Nos últimos anos, no entanto, fortaleceu-se a onda que agora ganha centralidade na produção nacional. A literatura do lugar da fala. Desde a entrada dos departamentos de Letras na condução do debate cultural brasileiro, a partir dos anos 1960, os intelectuais universitários interferem nas tendências de consumo especializado. Com um número astronômico de cursos de Letras por todo o país, com grupos de pesquisa, congressos, projetos financiados, publicações especializadas e espaços de aula, a Universidade brasileira é a segunda maior instância formadora de público no país, perdendo apenas para os filmes e séries. O seu é um poder de base, construindo discursos que podem não apenas valorizar determinadas literaturas como criar condições para a sua produção.
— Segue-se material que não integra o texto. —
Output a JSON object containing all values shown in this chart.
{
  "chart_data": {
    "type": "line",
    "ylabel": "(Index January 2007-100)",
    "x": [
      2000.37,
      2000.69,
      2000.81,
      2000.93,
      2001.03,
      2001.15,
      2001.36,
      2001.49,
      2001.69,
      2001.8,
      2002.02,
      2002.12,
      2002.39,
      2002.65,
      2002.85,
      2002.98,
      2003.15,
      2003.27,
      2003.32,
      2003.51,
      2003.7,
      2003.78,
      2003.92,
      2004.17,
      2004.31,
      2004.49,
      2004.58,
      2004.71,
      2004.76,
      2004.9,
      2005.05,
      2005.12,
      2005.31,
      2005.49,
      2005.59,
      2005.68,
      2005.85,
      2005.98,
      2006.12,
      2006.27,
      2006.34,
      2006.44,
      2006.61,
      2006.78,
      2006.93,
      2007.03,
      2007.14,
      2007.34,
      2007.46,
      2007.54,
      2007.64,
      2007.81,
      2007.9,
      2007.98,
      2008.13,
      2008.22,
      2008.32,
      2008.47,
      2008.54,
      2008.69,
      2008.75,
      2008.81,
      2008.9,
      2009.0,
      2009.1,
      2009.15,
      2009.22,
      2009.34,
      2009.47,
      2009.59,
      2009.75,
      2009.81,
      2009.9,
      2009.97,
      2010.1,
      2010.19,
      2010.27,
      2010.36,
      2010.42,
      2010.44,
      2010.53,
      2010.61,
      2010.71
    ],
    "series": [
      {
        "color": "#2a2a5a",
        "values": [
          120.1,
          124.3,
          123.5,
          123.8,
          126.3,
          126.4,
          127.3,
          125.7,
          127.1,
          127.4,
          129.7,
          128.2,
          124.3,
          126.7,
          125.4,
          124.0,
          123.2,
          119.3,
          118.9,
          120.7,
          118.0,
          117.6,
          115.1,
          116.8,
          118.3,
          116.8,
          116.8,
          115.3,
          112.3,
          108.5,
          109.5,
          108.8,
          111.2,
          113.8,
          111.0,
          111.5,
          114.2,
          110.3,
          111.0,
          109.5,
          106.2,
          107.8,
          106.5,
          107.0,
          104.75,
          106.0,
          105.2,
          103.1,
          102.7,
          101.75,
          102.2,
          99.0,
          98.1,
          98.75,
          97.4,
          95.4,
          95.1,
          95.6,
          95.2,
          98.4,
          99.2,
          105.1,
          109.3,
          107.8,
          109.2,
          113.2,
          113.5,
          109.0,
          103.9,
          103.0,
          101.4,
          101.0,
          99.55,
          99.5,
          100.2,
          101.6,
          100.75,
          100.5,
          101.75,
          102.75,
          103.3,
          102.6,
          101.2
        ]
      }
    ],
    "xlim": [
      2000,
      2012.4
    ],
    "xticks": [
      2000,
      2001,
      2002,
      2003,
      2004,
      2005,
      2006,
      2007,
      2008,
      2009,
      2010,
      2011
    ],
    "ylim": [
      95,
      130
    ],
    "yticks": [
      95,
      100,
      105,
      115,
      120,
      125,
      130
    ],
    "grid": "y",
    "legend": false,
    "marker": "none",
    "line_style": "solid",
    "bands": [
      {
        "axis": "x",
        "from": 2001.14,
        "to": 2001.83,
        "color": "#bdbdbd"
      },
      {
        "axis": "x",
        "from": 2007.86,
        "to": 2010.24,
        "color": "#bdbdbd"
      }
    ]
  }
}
Se nos anos 1960 e 1970, os departamentos de Letras foram estruturalistas em sua abordagem estética, nas duas décadas seguintes valorizaram as obras pós-modernas que exprimiam uma voracidade estética, aproveitando tudo de todas as procedências. Neste período, o romance histórico foi o centro, consagrando internacionalmente autores como Rubem Fonseca e Ana Miranda. A partir dos anos 2000, com o ápice do politicamente correto, entra em cena um novo ideário na universidade. A valorização das falas minoritárias: mulheres, negros, gays, favelados, indígenas, etc. Linguagens e experiências sociais a que era negado o valor de arte assumem um poder crescente, com a consagração, em termos simbólicos, nas duas últimas edições da Flip, com a homenagem a autores-chave deste segmento: Lima Barreto (o inventor da língua brasileira literária) e Hilda Hilst (a irreverente autora de textos hermético-desbocados).

Nesta nova onda, que é mais ética do que estética, o importante não é tanto o resultado, mas a oportunidade de os grupos marginalizados tomarem a palavra. Quanto mais distante do poder, mais espaço para a fala — eis a lógica. Assim, vivemos um processo de grande beleza social, em que se começam a mapear as vozes historicamente silenciadas. Esta compreensão, que cresce rapidamente, coloca em xeque reputações e obras, legando ao esquecimento uma produção que, mesmo com validade estética, não tem raízes explícitas no drama da maioria. A principal estratégia da universidade para estimular a produção oriunda, como linguagem, de uma situação de descaso é uma boa vontade crítica e uma tolerância estética antes impensável. Não temos ainda muitas obras universais dos escritores ligados ao que se popularizou como literatura “das quebradas” — ou seja, da periferia. Os maiores nomes são Carolina Maria de Jesus (Quarto de despejo, 1960), Paulo Lins (Cidade de Deus, 1997) e Conceição Evaristo (Ponciá Vicêncio, 2003).

Um reflexo positivo de todo este movimento pode ser visto nas novelas, filmes e comerciais brasileiros, que incorporaram como cidadãos plenos os que antes eram brasileiros invisíveis. O lado negativo é a ideia de que nenhuma encarnação ficcional pode ser feita fora da identidade do autor. Por exemplo, um ficcionista branco ao criar um personagem negro, sem estereótipos, estaria roubando a fala do outro. A literatura é a magia de experimentar-se diferente, de colocar-se no lugar extremo dos seres humanos. Assim, um grande escritor se faz nestes deslocamentos identitários.

Se há algum excesso nestas restrições, o movimento todo é saudável, pois tenta fazer com que a literatura brasileira espelhe a média de sua população. Em algumas décadas, com a democratização de oportunidades educacionais, teremos um cânone literário mais condizente com a nossa formação. Enquanto isso, é claro, nós, homens brancos e heterossexuais, seremos mais questionados e teremos que exercitar uma abertura para o outro heterogêneo. Quero acreditar que a grande literatura brasileira está sendo produzida no espaço de tensão destas três correntes.

Miguel Sanches Neto

É doutor em Letras pela Unicamp, professor associado da Universidade Estadual de Ponta Grossa (Paraná). Estreou nacionalmente com Chove sobre minha infância (2000), um dos primeiros romances de autoficção da literatura brasileira. Autor de dezenas de livros em vários gêneros, destacam-se os romances Um amor anarquista (2005), A máquina de madeira (2012), A segunda pátria (2015). Acaba de lançar O último endereço de Eça de Queiroz (Companhia das Letras) e sua poesia reunida A ninguém (Patuá). Finalista dos principais prêmios nacionais, recebeu o Prêmio Cruz e Sousa de 2002 e o Binacional de Artes Brasil-Argentina, de 2005.